Make the space for meditation.
If you (like so many of us) have a hard time disconnecting during meditation, take your practice to a meditation pod. The futuristic, colored domes are designed to cocoon you from the outside world as you listen to ambient sounds, music and guided visualizations. If you’re not ready to invest more than $15,000 for one of your own, you can check Somadome’s website for locations where you can book a 20-minute session tailored toward your goal, such as Succeed, Manifest, or Recharge.
If you don’t live close to a pod but want a similar meditative escape, try out Provata VR, an app you can use on its own or plug into a virtual reality headset for an immersive experience. You can cue up targeted exercises—for calm or focus, for example—in whatever environment that makes you feel most at peace, such as alongside a waterfall, beneath the Northern Lights or even underwater in a coral reef. The app syncs with fitness trackers so you can visualize how meditation lowers your heart rate—and even correlates with a better night’s rest.
And consider creating a space in your home dedicated to meditation. A cozy, serene spot with a floor pillow, ambient lighting and perhaps an altar of meaningful items not only helps you settle into your practice more easily; having it visible in your home serves as a gentle call to breathe and be still.

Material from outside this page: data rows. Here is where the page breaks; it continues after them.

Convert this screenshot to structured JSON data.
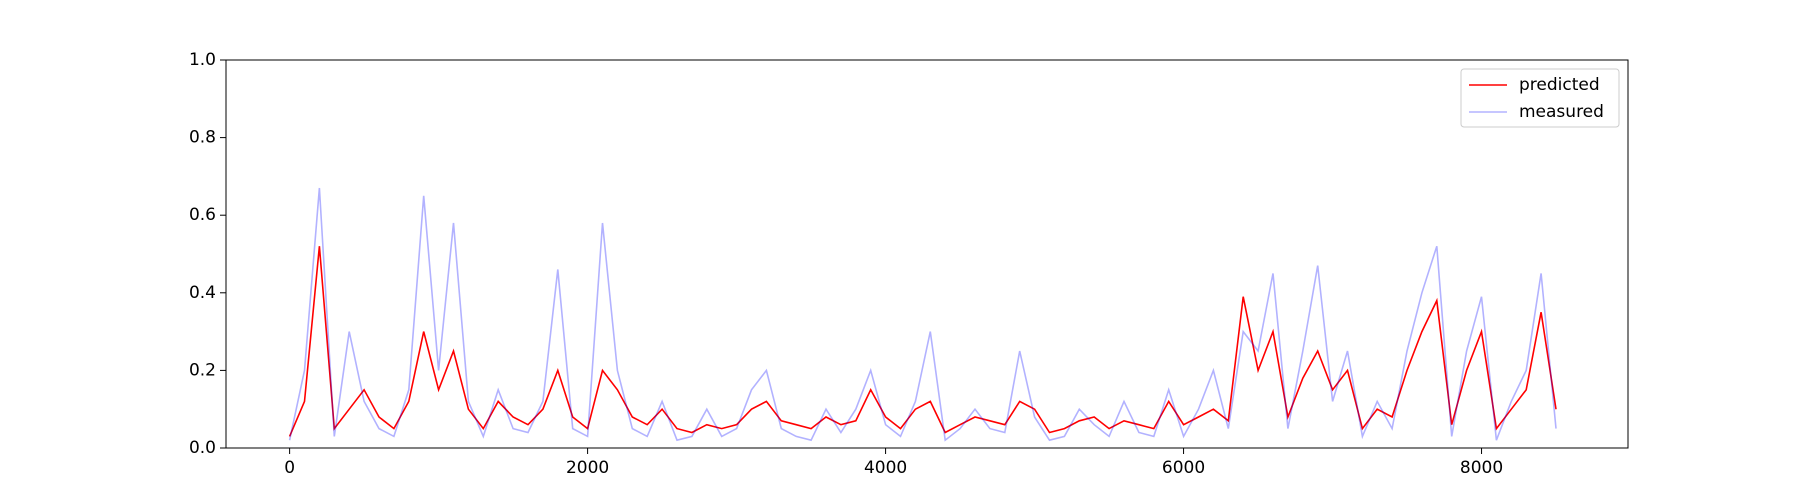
{
  "chart_data": {
    "type": "line",
    "x": [
      0,
      100,
      200,
      300,
      400,
      500,
      600,
      700,
      800,
      900,
      1000,
      1100,
      1200,
      1300,
      1400,
      1500,
      1600,
      1700,
      1800,
      1900,
      2000,
      2100,
      2200,
      2300,
      2400,
      2500,
      2600,
      2700,
      2800,
      2900,
      3000,
      3100,
      3200,
      3300,
      3400,
      3500,
      3600,
      3700,
      3800,
      3900,
      4000,
      4100,
      4200,
      4300,
      4400,
      4500,
      4600,
      4700,
      4800,
      4900,
      5000,
      5100,
      5200,
      5300,
      5400,
      5500,
      5600,
      5700,
      5800,
      5900,
      6000,
      6100,
      6200,
      6300,
      6400,
      6500,
      6600,
      6700,
      6800,
      6900,
      7000,
      7100,
      7200,
      7300,
      7400,
      7500,
      7600,
      7700,
      7800,
      7900,
      8000,
      8100,
      8200,
      8300,
      8400,
      8500
    ],
    "series": [
      {
        "name": "predicted",
        "color": "#ff0000",
        "alpha": 1,
        "values": [
          0.03,
          0.12,
          0.52,
          0.05,
          0.1,
          0.15,
          0.08,
          0.05,
          0.12,
          0.3,
          0.15,
          0.25,
          0.1,
          0.05,
          0.12,
          0.08,
          0.06,
          0.1,
          0.2,
          0.08,
          0.05,
          0.2,
          0.15,
          0.08,
          0.06,
          0.1,
          0.05,
          0.04,
          0.06,
          0.05,
          0.06,
          0.1,
          0.12,
          0.07,
          0.06,
          0.05,
          0.08,
          0.06,
          0.07,
          0.15,
          0.08,
          0.05,
          0.1,
          0.12,
          0.04,
          0.06,
          0.08,
          0.07,
          0.06,
          0.12,
          0.1,
          0.04,
          0.05,
          0.07,
          0.08,
          0.05,
          0.07,
          0.06,
          0.05,
          0.12,
          0.06,
          0.08,
          0.1,
          0.07,
          0.39,
          0.2,
          0.3,
          0.08,
          0.18,
          0.25,
          0.15,
          0.2,
          0.05,
          0.1,
          0.08,
          0.2,
          0.3,
          0.38,
          0.06,
          0.2,
          0.3,
          0.05,
          0.1,
          0.15,
          0.35,
          0.1
        ]
      },
      {
        "name": "measured",
        "color": "#0000ff",
        "alpha": 0.3,
        "values": [
          0.02,
          0.2,
          0.67,
          0.03,
          0.3,
          0.12,
          0.05,
          0.03,
          0.15,
          0.65,
          0.2,
          0.58,
          0.12,
          0.03,
          0.15,
          0.05,
          0.04,
          0.12,
          0.46,
          0.05,
          0.03,
          0.58,
          0.2,
          0.05,
          0.03,
          0.12,
          0.02,
          0.03,
          0.1,
          0.03,
          0.05,
          0.15,
          0.2,
          0.05,
          0.03,
          0.02,
          0.1,
          0.04,
          0.1,
          0.2,
          0.06,
          0.03,
          0.12,
          0.3,
          0.02,
          0.05,
          0.1,
          0.05,
          0.04,
          0.25,
          0.08,
          0.02,
          0.03,
          0.1,
          0.06,
          0.03,
          0.12,
          0.04,
          0.03,
          0.15,
          0.03,
          0.1,
          0.2,
          0.05,
          0.3,
          0.25,
          0.45,
          0.05,
          0.25,
          0.47,
          0.12,
          0.25,
          0.03,
          0.12,
          0.05,
          0.25,
          0.4,
          0.52,
          0.03,
          0.25,
          0.39,
          0.02,
          0.12,
          0.2,
          0.45,
          0.05
        ]
      }
    ],
    "xlim": [
      -427,
      8983
    ],
    "xticks": [
      0,
      2000,
      4000,
      6000,
      8000
    ],
    "ylim": [
      0,
      1
    ],
    "yticks": [
      {
        "value": 0,
        "label": "0.0"
      },
      0.2,
      0.4,
      0.6,
      0.8,
      {
        "value": 1,
        "label": "1.0"
      }
    ],
    "legend": "upper right"
  }
}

Bring awareness to your everyday.
If you’re like so many busy adults, you may look up at some point and notice your body and mind’s stressed state: tense shoulders, shallow breathing, squinting eyes and a sore rear from sitting at a desk all day. With Spire, a beautiful wearable technology that measures your breathing by clipping to your belt or bra, you can track your stretches of calm or focus, just like a FitBit tracks the numbers of steps you take. You can see the progress you make toward hitting goals of stress-free streaks—and it’ll nudge you to practice your breathing exercises (or play a short guided relaxation session) when the device senses you need to chill out.
Even better, take a slightly longer break outside. If it’s nice out, you can find a quiet space in a nearby park and practice Shinrin Roku, Japanese “forest bathing.” Research shows that spending 20 minutes under the trees can lower blood pressure, reduce the presence of stress hormones and increase concentration—not to mention it simply feels good. If the weather is less cooperative, practice walking meditation. Notice the sound of raindrops on your umbrella, the sensation of wind blowing across your face, the crunch of gravel beneath your boots. Even a few minutes of conscious movement can shift awareness from the maze of your racing thoughts to the awe-inspiring power of your body. With a little intentional action, meditation and mindfulness can bring peak performance within reach.